Question

You are interested in estimating the the mean weight of the local adult population of female white-tailed deer (doe). From past data, you estimate that the standard deviation of all adult female white-tailed deer in this region to be 21 pounds. What sample size would you need to in order to estimate the mean weight of all female white-tailed deer, with a 99% confidence level, to within 6 pounds of the actual weight?

Answer 1

`n=((2.58(21))/(6))^2 =81.54 \approx 82`

So the answer for this case would be n=82 rounded up to the nearest integer

Explanation:

Previous concepts

A confidence interval is "a range of values that’s likely to include a population value with a certain degree of confidence. It is often expressed a % whereby a population means lies between an upper and lower interval".

The margin of error is the range of values below and above the sample statistic in a confidence interval.

Normal distribution, is a "probability distribution that is symmetric about the mean, showing that data near the mean are more frequent in occurrence than data far from the mean".

`\bar X` represent the sample mean for the sample

`\mu` population mean (variable of interest)

`\sigma=21` represent the estimation for the population standard deviation

n represent the sample size

Solution to the problem

The margin of error is given by this formula:

`ME=z_(\alpha/2)(\sigma)/(√(n))` (a)

And on this case we have that ME =6 and we are interested in order to find the value of n, if we solve n from equation (a) we got:

`n=((z_(\alpha/2) \sigma)/(ME))^2` (b)

The critical value for 99% of confidence interval now can be founded using the normal distribution.
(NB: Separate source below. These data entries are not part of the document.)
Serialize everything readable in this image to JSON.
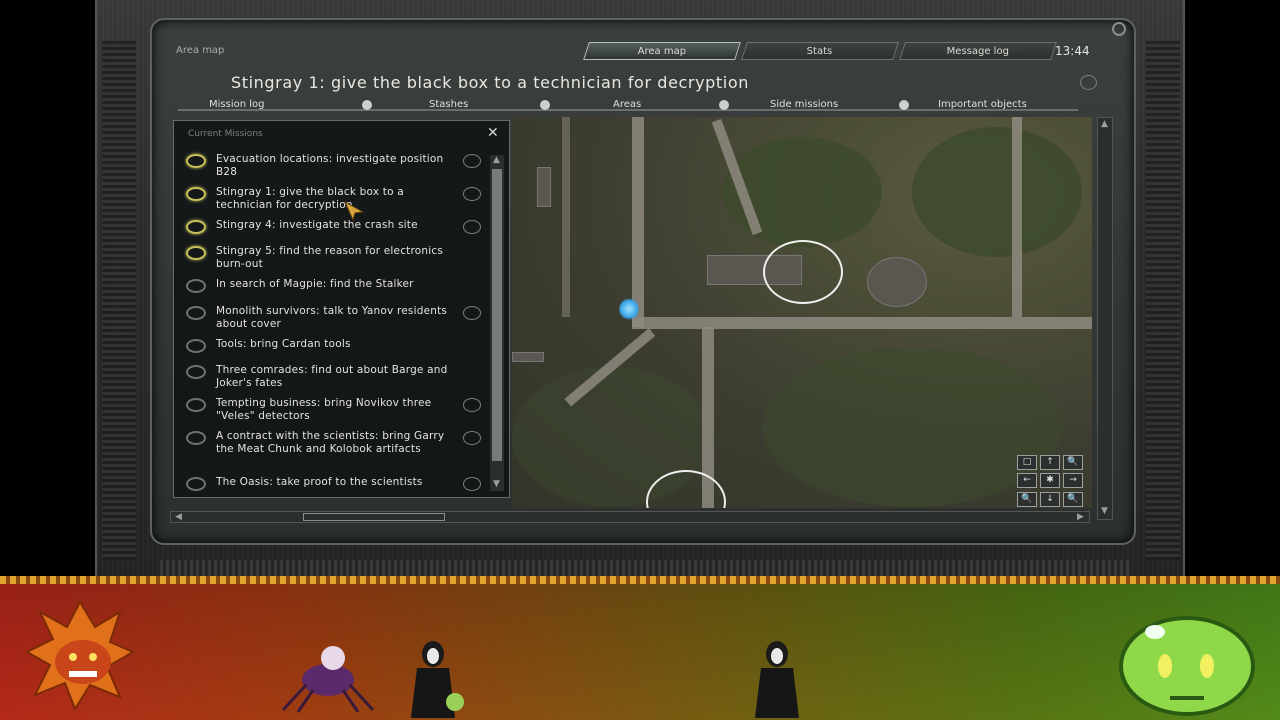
{
  "header": {
    "area_label": "Area map",
    "tabs": [
      {
        "label": "Area map",
        "active": true
      },
      {
        "label": "Stats",
        "active": false
      },
      {
        "label": "Message log",
        "active": false
      }
    ],
    "time": "13:44"
  },
  "title": "Stingray 1: give the black box to a technician for decryption",
  "subtabs": [
    "Mission log",
    "Stashes",
    "Areas",
    "Side missions",
    "Important objects"
  ],
  "missions_panel": {
    "title": "Current Missions",
    "items": [
      {
        "text": "Evacuation locations: investigate position B28",
        "active": true
      },
      {
        "text": "Stingray 1: give the black box to a technician for decryption",
        "active": true
      },
      {
        "text": "Stingray 4: investigate the crash site",
        "active": true
      },
      {
        "text": "Stingray 5: find the reason for electronics burn-out",
        "active": true
      },
      {
        "text": "In search of Magpie: find the Stalker",
        "active": false
      },
      {
        "text": "Monolith survivors: talk to Yanov residents about cover",
        "active": false
      },
      {
        "text": "Tools: bring Cardan tools",
        "active": false
      },
      {
        "text": "Three comrades: find out about Barge and Joker's fates",
        "active": false
      },
      {
        "text": "Tempting business: bring Novikov three \"Veles\" detectors",
        "active": false
      },
      {
        "text": "A contract with the scientists: bring Garry the Meat Chunk and Kolobok artifacts",
        "active": false
      },
      {
        "text": "The Oasis: take proof to the scientists",
        "active": false
      }
    ]
  },
  "map_controls": [
    "□",
    "↑",
    "🔍",
    "←",
    "✱",
    "→",
    "🔍",
    "↓",
    "🔍"
  ],
  "colors": {
    "active_mission": "#c8c05a",
    "overlay_left": "#b0241a",
    "overlay_right": "#4a8a1a"
  }
}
And in excel we can use this formula to find it:"=-NORM.INV(0.005;0;1)", and we got
`z_(\alpha/2)=2.58`, replacing into formula (b) we got:

`n=((2.58(21))/(6))^2 =81.54 \approx 82`

So the answer for this case would be n=82 rounded up to the nearest integer

Answer 2

We need a sample of at least 82 female white-tailed deer

Explanation:

We have that to find our
`\alpha` level, that is the subtraction of 1 by the confidence interval divided by 2. So:

`\alpha = (1-0.99)/(2) = 0.005`

Now, we have to find z in the Ztable as such z has a pvalue of
`1-\alpha`.

So it is z with a pvalue of
`1-0.005 = 0.995`, so
`z = 2.575`

Now, find the margin of error M as such

`M = z*(\sigma)/(√(n))`

In which
`\sigma` is the standard deviation of the population and n is the size of the sample.

What sample size would you need to in order to estimate the mean weight of all female white-tailed deer, with a 99% confidence level, to within 6 pounds of the actual weight?

We need a sample of size at least n.

n is found when
`M = 6, \sigma = 21`. So

`M = z*(\sigma)/(√(n))`

`6 = 2.575*(21)/(√(n))`

`6√(n) = 21*2.575`

`√(n) = (21*2.575)/(6)`

`(√(n))^(2) = ((21*2.575)/(6))^(2)`

`n = 81.23`

Rounding up

We need a sample of at least 82 female white-tailed deer